TEMPO.CO, Semarang- Majelis hakim Pengadilan Negeri Kendal, Jawa Tengah memvonis tiga petani asal Desa Surokontowetan, Kecamatan Pageryurung, dengan hukuman 8 tahun penjara, Rabu, 18 Januari 2017. Selain hukuman penjara, terdakwa juga harus membayar denda Rp 10 miliar, subsider 3 bulan kurungan.
Para petani itu adalah Abdul Aziz, Sutrisno dan Mujiono. Mereka dinyatakan bersalah karena melanggar Pasal 94 ayat 1 Undang-Undang Nomor 18 tahun 2013 tentang Pencegahan dan Pemberatanan Perambahan Hutan. “Kami memutuskan menghukum terdakwa 8 tahun dan denda Rp 10 miliar subsider tiga bulan,” kata ketua majelis hakim Irlina.
Menurut Irlina, putusan itu berdasarkan voting dari tiga majelis hakim. Iriana punya dissenting opinion atau pendapat sendiri dengan memvonis 3 tahun untuk Abdul Azis dan 2 tahun untuk Sutrisno dan Mujiono. “Pertimbangan saya sosiologis, namun hasil voting majelis memutuskan hukuman 8 tahun,” kata Irlina.
Sebelumnya Nur Aziz, Sutrisno dan Mujiono dilaporkan ke polisi oleh PT Sumurpitu Wringinsari dan PT Semen Indonesia dengan tuduhan menempati lahan yang telah dijualbelikan. Jual beli itu dilakukan dua perusahaan sebagai penganti lahan milik Perhutani di Kabupaten Rembang untuk kepentingan ekplorasi industri semen.
Namun, mereka berkukuh bahwa telah lama menggarap lahan.

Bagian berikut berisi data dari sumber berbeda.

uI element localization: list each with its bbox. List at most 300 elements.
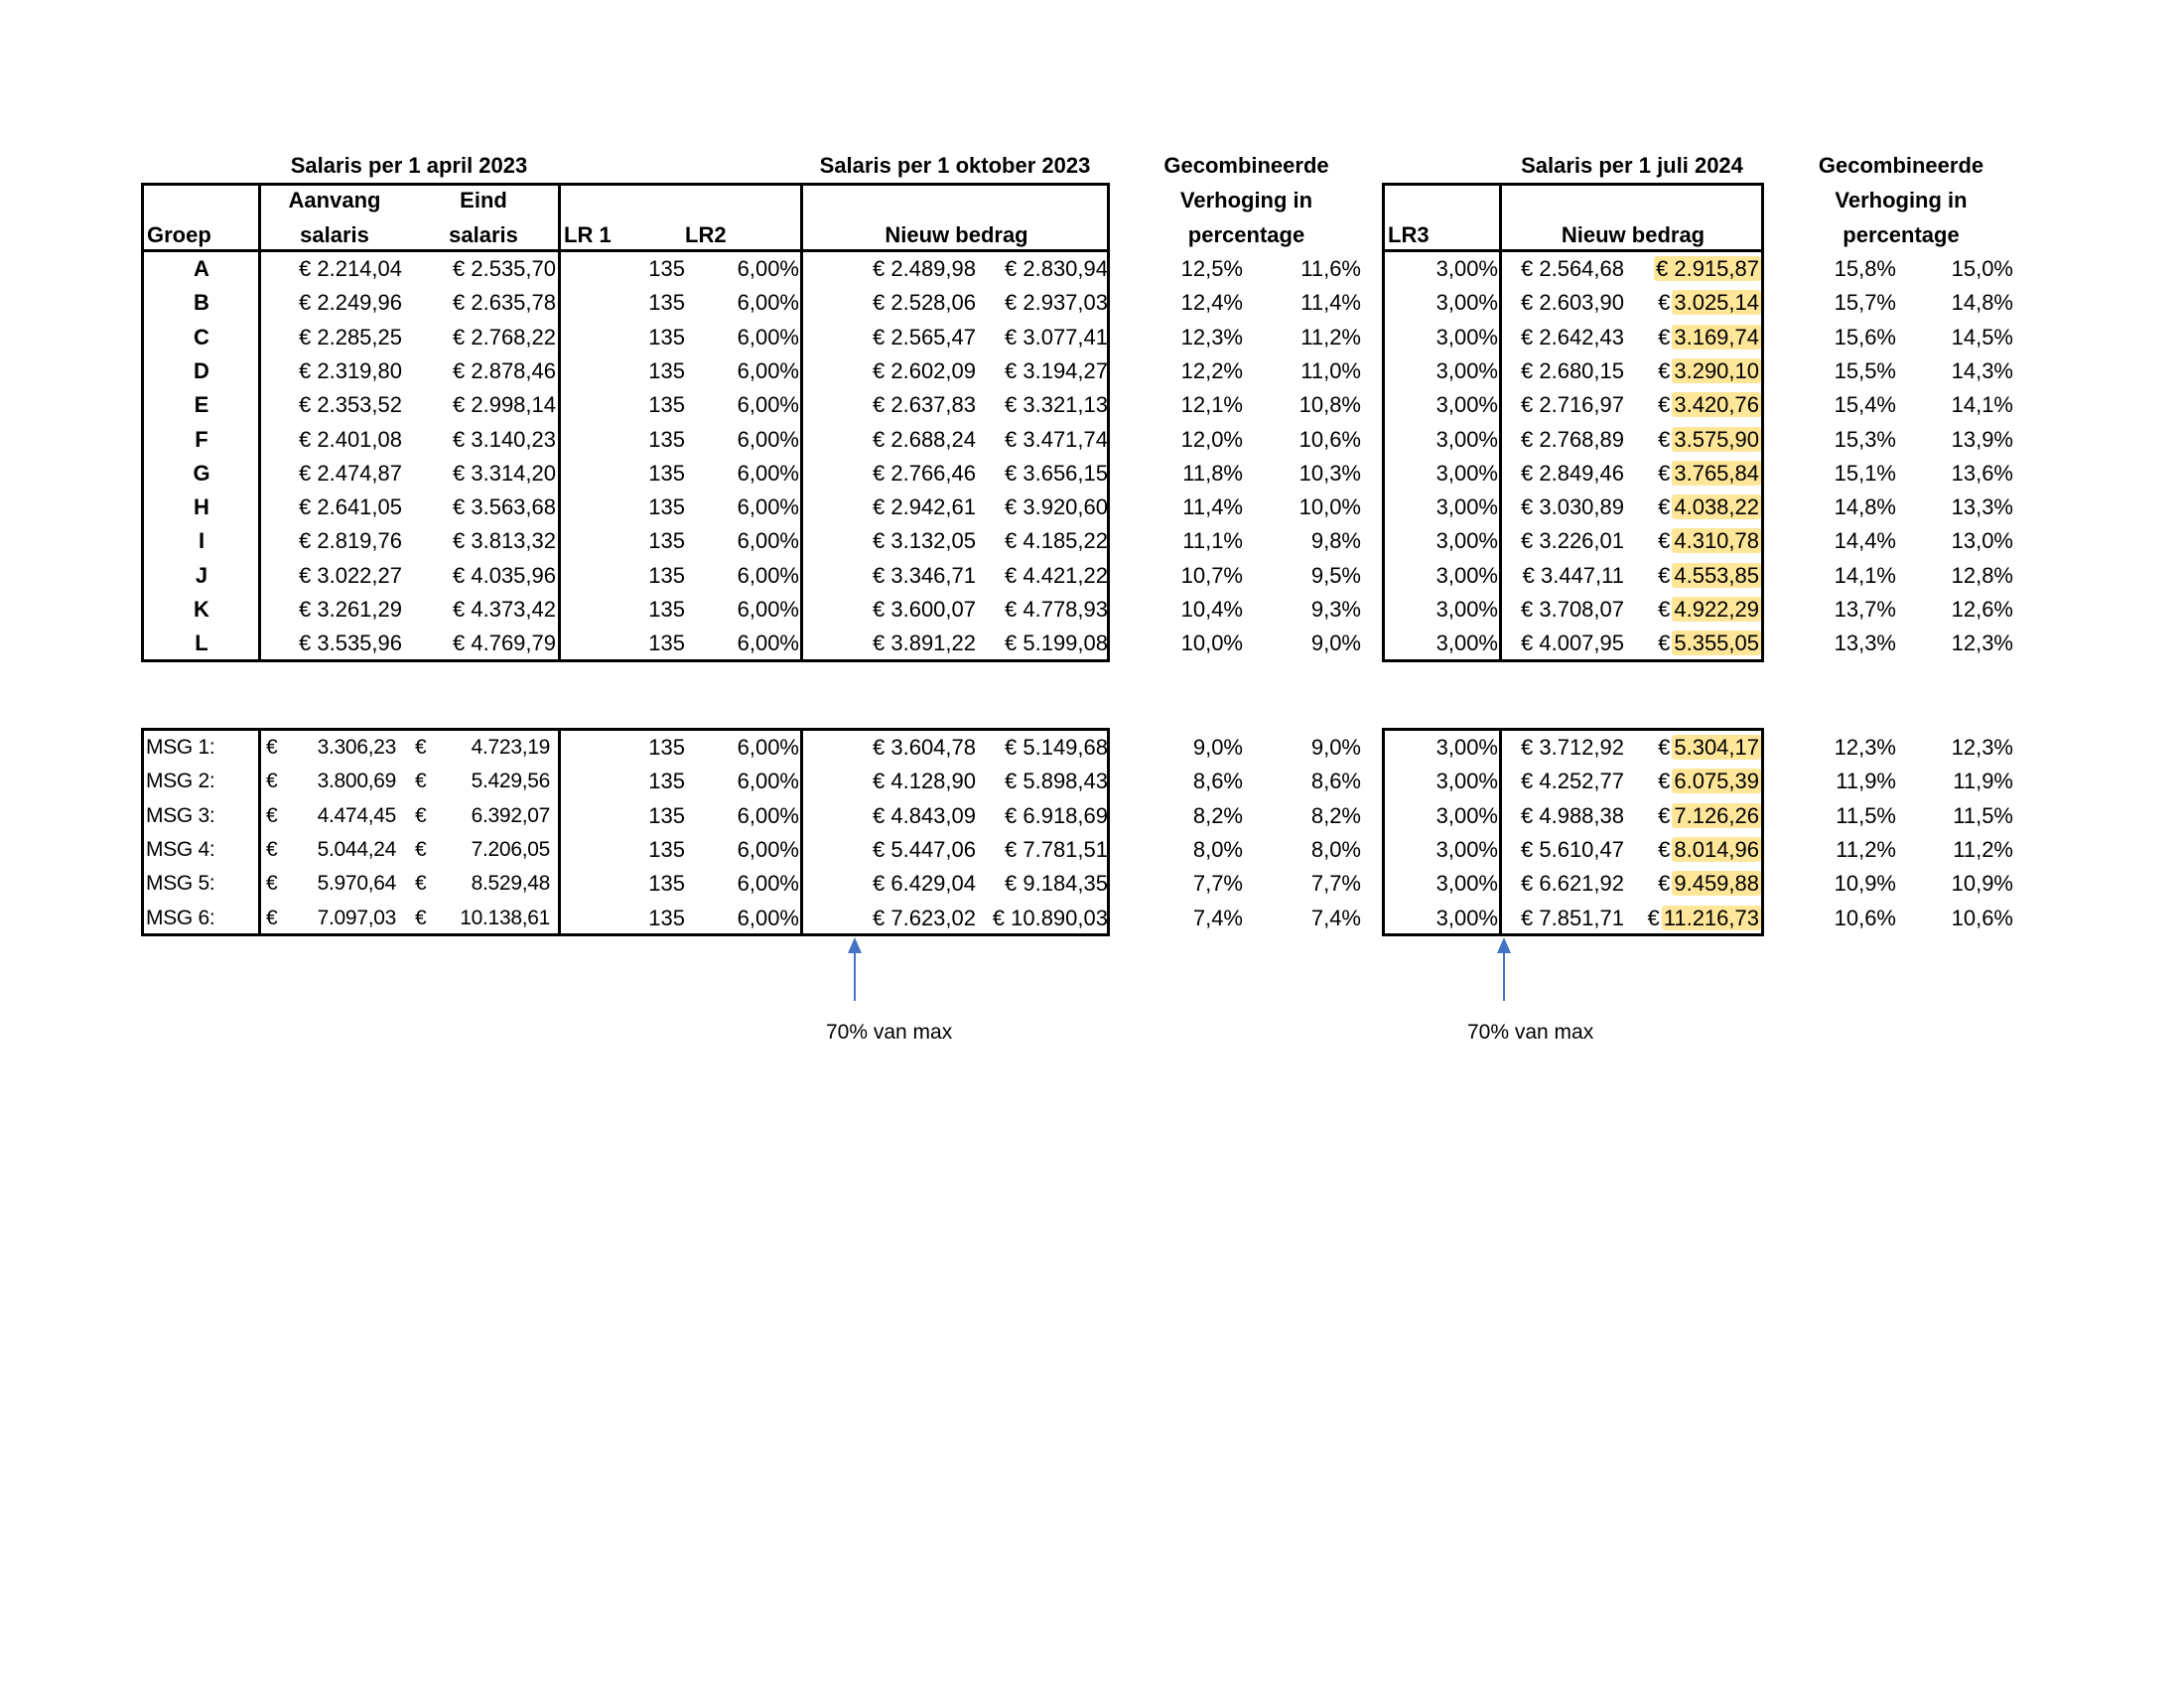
cell-pct4: 14,3% [1951,357,2013,383]
cell-pct3: 15,7% [1834,290,1896,316]
header-aanvang-line2: salaris [300,222,369,247]
currency-symbol: € [1658,769,1671,794]
highlighted-amount: 3.290,10 [1674,357,1759,383]
cell-lr2: 6,00% [737,290,799,316]
cell-aanvang: € 2.353,52 [299,392,402,418]
note-70-van-max-2: 70% van max [1467,1021,1594,1044]
cell-aanvang: € 2.474,87 [299,460,402,486]
cell-eind [409,799,556,833]
cell-okt-min: € 4.843,09 [873,802,976,828]
cell-pct2: 11,0% [1300,357,1361,383]
cell-pct4: 12,3% [1951,631,2013,656]
cell-jul-max [1628,799,1761,833]
cell-lr1: 135 [648,836,685,862]
cell-okt-min: € 2.637,83 [873,392,976,418]
cell-okt-max: € 3.656,15 [1005,460,1108,486]
cell-pct2: 9,5% [1310,562,1361,588]
cell-jul-min: € 4.252,77 [1521,769,1624,794]
cell-pct4: 12,3% [1951,735,2013,760]
highlighted-amount: 4.922,29 [1674,597,1759,622]
cell-lr3: 3,00% [1435,802,1498,828]
cell-lr2: 6,00% [737,562,799,588]
cell-pct2: 11,6% [1300,256,1361,281]
cell-pct1: 12,4% [1180,290,1243,316]
cell-aanvang: € 2.401,08 [299,426,402,452]
cell-lr2: 6,00% [737,357,799,383]
cell-lr1: 135 [648,562,685,588]
cell-aanvang [260,833,402,867]
cell-lr3: 3,00% [1435,769,1498,794]
cell-eind: € 3.813,32 [453,528,556,554]
cell-pct2: 7,7% [1310,871,1361,897]
cell-aanvang: € 3.261,29 [299,597,402,622]
cell-okt-max: € 4.421,22 [1005,562,1108,588]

Status lahan Hak Guna Usaha (HGU) itu dikuasai PT Semen Indonesia. PT Semen Indonesia kemudian menukarkan lahan itu ke Perhutani sebagai ganti lahan eksplorasi semen di Rembang. Lahan yang digarap petani 125 hektare dari total 400 hektare yang dibiarkan telantar.
Para petani telah menggarap tanah itu sejak 1967, ketika HGU lahan selesai dikelola oleh NV Seketjer Wriginsari. Petani berdalih, jika mengacu Undang-Undang Pokok Agraria Nomor 5 tahun 1960 seharusnya petani memiliki lahan itu karena telah digarap lebih dari 20 tahun karena diterlantarkan.
Pengacara petani dari Perhimpunan Bantuan Hukum dan Hak Azasi Manusia Indonesia (PBHI) Kahar Muamalsyah langsung mengajukan banding terkait putusan itu. Kahar menilai hakim gagal memahami konteks undang-undang pencegahan dan pemberatanan perambahan hutan.
“Tak mempertimbangkan aspek sosiologis, undang -undang undang-undang pencegahan dan pemberantasab perambahan hutan yang seharusnya menyasar untuk kejahatan kehutanan yang sifatnya trans nasional dengan tekonologi canggih,” kata Kahar.
Menurut Kahar, undang-undang itu tak bisa dikenakan ke masyarakat yang tinggal di dalam dan kawasan hutan yang melakukan perladangan tradisional dan bukan untuk tujuan komersial. “Di dalam pasal itu tak menyebutkan masyarakat adat,” kata Kahar.